Лавандовый сад — страница 88 из 105

У Конни не было ни сил, ни желания спорить с графом.

– Я уезжаю, Эдуард. Спасибо вам за то, что помогли мне, когда я оказалась во Франции, – с трудом она выдавила из себя несколько благодарственных слов и повернулась, чтобы уйти.

– Констанция.

Конни остановилась и снова развернулась к графу лицом.

– Слушаю вас.

– Жак рассказал мне, как вы спасли жизнь Софии, когда сюда явился Фальк фон Вендорф в поисках своего брата. Я вам очень благодарен.

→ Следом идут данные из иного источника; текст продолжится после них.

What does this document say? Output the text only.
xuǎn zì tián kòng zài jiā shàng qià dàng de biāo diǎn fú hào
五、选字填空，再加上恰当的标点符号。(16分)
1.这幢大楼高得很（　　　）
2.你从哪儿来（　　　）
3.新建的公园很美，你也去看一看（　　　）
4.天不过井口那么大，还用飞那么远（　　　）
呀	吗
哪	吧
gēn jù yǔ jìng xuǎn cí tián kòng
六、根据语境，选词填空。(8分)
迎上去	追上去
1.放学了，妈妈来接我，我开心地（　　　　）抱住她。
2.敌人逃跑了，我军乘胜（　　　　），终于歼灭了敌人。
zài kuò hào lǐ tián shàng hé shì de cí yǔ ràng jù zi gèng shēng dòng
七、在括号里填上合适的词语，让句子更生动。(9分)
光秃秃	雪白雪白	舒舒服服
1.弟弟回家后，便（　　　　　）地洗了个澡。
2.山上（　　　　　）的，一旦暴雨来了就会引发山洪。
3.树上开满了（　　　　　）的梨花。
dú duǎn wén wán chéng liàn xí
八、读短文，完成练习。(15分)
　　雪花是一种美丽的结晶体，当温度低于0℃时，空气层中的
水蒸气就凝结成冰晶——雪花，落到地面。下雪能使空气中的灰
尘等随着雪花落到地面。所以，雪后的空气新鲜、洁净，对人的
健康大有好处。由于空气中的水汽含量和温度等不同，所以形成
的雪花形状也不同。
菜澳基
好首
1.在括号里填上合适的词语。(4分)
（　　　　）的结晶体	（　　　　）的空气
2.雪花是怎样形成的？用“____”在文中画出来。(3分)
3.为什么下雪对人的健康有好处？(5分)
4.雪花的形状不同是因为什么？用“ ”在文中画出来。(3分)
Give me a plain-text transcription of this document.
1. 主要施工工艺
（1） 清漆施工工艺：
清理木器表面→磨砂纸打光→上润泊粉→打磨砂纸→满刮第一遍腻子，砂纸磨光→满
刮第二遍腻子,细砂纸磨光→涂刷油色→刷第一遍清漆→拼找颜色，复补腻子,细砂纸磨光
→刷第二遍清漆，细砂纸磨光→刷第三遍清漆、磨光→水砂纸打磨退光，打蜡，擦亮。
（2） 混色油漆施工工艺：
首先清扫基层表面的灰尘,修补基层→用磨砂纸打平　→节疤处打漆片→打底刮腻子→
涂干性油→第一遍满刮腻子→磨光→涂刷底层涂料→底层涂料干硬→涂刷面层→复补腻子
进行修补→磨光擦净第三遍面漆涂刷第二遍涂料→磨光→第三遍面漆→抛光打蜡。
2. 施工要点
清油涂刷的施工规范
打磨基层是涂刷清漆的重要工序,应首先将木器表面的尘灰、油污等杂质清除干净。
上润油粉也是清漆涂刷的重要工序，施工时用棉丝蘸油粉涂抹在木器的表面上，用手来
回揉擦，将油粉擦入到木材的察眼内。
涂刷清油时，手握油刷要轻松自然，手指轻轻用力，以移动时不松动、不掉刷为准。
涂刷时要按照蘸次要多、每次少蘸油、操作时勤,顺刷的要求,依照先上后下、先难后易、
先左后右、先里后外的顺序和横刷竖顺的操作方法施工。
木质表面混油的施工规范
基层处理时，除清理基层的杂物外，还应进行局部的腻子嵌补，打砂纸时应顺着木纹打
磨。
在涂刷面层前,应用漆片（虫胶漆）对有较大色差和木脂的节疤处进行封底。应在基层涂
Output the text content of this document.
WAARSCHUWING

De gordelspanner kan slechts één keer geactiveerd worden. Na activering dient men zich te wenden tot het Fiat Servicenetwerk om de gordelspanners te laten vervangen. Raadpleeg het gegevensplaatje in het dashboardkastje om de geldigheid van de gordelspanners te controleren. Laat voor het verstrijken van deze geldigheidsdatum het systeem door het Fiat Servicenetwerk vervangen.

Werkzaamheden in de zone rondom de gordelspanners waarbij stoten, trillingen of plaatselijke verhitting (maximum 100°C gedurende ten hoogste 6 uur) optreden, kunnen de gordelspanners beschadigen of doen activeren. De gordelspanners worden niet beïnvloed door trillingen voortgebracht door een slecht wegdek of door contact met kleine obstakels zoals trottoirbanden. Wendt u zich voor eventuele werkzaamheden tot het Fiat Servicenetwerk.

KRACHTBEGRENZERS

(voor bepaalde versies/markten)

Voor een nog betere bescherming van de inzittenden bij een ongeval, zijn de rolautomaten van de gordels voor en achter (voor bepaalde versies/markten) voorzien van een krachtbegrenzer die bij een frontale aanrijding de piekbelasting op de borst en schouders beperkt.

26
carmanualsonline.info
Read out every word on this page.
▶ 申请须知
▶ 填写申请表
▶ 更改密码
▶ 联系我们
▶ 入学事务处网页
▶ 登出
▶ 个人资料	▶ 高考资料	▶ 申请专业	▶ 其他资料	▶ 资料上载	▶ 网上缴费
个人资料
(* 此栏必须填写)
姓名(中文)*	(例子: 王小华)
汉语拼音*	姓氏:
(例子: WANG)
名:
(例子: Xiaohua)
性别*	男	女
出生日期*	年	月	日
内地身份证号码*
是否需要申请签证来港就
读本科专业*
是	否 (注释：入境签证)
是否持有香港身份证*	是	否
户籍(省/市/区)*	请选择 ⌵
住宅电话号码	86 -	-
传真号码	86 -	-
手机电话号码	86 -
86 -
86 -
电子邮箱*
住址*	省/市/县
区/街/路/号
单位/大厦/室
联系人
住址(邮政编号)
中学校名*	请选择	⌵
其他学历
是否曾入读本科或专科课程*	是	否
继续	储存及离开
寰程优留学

– Я сделала то, что было нужно сделать, Эдуард, – ответила она резко.

– А ваша мужественная подруга Венеция, в свою очередь, спасла уже мою жизнь. Увы, ценой своей собственной, – проронил Эдуард печальным голосом. – Мне сказали, что, пока я обитал в Лондоне, ее тут схватили гестаповцы и расстреляли.

– Венеция погибла? О боже, только не это. – Слезы брызнули из глаз Конни. Война закончилась, подумала она, но счет утратам не уменьшается. Когда же наконец прекратится эта боль?

– Она была замечательной женщиной. – Голос Эдуарда стал неожиданно мягким. – Я ее никогда не забуду. Знаете, мне тут иногда приходит в голову мысль, что для меня было бы гораздо лучше, если бы я тоже умер вместе с теми, кого любил. Любил и потерял…

– Значит, вам было не суждено погибнуть, Эдуард. Как и мне, – отчеканила Конни твердым голосом. – Нам, всем, кто выжил, остается лишь помнить о тех, кого больше нет с нами, когда мы станем выстраивать заново собственное будущее.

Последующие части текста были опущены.